Muller noted that flows of Russian crude and oil products may be down by between one and three million barrels a day through the third quarter. The country normally exports around 7.5 million barrels every day.


In this context, the International Energy Agency followed suit and agreed on April 1 to a second emergency release of oil reserves in response to “market turmoil” caused by Russia's invasion of Ukraine, without specifying volumes.


The announcement showed IEA member states’ “strong and unified commitment to stabilizing global energy markets,” the Paris-based group of 31 industrialized nations but not Russia said in a statement following an emergency meeting.


The agreement follows the previous action taken by IEA member states, announced last month, to which they pledged a total of 62.7 million barrels.

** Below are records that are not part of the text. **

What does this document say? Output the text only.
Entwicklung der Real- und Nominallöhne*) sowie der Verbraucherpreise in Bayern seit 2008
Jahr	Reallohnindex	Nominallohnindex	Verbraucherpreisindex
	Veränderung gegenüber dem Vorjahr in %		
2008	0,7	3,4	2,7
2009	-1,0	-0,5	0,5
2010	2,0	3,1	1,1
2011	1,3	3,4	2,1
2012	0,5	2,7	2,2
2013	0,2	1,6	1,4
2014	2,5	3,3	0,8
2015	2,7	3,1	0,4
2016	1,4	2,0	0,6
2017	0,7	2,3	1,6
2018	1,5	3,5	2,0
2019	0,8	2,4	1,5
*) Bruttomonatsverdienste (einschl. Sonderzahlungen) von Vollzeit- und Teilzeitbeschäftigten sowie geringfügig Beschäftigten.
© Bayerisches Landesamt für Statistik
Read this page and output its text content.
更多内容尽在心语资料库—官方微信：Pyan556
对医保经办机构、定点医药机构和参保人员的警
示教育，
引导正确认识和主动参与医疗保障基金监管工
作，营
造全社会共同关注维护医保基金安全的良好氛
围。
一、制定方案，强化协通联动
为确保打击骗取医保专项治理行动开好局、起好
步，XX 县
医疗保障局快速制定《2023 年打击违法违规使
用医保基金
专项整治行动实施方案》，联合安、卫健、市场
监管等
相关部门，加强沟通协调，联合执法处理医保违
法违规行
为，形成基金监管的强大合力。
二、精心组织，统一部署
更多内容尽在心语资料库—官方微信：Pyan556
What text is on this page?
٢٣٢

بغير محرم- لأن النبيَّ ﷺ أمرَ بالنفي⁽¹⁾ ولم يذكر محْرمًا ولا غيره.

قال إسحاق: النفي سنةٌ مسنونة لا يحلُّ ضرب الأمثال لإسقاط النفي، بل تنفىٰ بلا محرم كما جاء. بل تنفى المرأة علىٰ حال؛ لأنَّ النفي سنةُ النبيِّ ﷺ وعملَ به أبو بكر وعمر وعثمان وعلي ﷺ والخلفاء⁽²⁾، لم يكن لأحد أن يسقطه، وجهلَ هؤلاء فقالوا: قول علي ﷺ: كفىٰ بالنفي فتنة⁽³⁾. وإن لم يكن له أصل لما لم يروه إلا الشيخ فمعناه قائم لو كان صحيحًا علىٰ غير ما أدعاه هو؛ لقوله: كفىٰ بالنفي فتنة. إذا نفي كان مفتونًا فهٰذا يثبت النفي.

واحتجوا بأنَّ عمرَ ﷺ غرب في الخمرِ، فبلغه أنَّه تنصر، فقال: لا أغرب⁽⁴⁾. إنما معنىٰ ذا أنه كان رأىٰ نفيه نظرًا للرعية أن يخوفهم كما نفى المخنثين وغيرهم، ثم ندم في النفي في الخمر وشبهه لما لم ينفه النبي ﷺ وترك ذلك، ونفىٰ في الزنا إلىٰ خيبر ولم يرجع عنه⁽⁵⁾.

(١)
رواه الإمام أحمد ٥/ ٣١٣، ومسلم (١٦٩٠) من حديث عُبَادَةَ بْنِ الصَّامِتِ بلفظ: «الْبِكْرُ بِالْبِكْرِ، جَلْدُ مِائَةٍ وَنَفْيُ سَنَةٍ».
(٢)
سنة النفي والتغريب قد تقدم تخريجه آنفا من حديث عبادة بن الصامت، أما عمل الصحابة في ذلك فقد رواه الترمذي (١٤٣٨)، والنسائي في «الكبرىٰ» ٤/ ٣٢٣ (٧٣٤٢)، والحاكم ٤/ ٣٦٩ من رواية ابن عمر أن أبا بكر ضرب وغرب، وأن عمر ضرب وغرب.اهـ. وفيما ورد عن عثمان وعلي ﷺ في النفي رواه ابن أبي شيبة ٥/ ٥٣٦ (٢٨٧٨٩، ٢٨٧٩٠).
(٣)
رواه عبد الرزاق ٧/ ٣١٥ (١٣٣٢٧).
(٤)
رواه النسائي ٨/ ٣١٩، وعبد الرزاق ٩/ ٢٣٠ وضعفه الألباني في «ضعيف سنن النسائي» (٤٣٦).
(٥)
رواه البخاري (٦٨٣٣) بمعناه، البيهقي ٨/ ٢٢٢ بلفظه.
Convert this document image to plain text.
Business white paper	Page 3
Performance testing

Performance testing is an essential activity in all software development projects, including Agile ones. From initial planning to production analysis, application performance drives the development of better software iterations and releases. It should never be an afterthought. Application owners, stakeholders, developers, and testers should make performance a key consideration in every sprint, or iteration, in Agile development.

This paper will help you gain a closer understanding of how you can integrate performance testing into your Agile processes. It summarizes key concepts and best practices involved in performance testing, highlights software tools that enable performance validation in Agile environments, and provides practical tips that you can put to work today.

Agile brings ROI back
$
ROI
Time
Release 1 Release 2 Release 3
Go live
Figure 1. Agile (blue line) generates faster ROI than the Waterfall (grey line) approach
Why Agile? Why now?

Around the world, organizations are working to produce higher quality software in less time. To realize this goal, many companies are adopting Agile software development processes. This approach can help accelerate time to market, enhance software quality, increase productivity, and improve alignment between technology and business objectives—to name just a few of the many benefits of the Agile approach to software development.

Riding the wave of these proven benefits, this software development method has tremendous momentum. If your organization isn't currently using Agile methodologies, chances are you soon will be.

They hold emergency stockpiles of 1.5 billion barrels.


The prospect of large-scale disruptions to Russian oil production is threatening to create a global oil supply shock, the agency warned.


It pointed out that Russia’s war in Ukraine continues to put significant strains on global oil markets, resulting in heightened price volatility.


Its governing board recommended that governments and consumers maintain and intensify conservation efforts and energy savings.


Russia’s oil and gas condensate production fell to 11.01 million barrels per day (bpd) in March, from an average output of 11.08 bpd in February, two industry sources familiar with the data told Reuters on Friday.


On March 31, the output was down to 10.6 million bpd, the lowest daily level since September 2021, the sources said and Refinitiv Eikon data showed.


Fall in Russia’s oil output happens along with disruptions with the state’s oil and product exports as European costumers turned cautious of trading with the state due to Western sanctions.


Russian oil output is falling in time when OPEC+ deal offers the state to rise its output monthly.


Urals oil loading from Russia’s Baltic ports fell five percent behind the schedule for March due to cargoes cancellations.


India stepped up as one of major buyers of Russian oil after Western sanctions were imposed.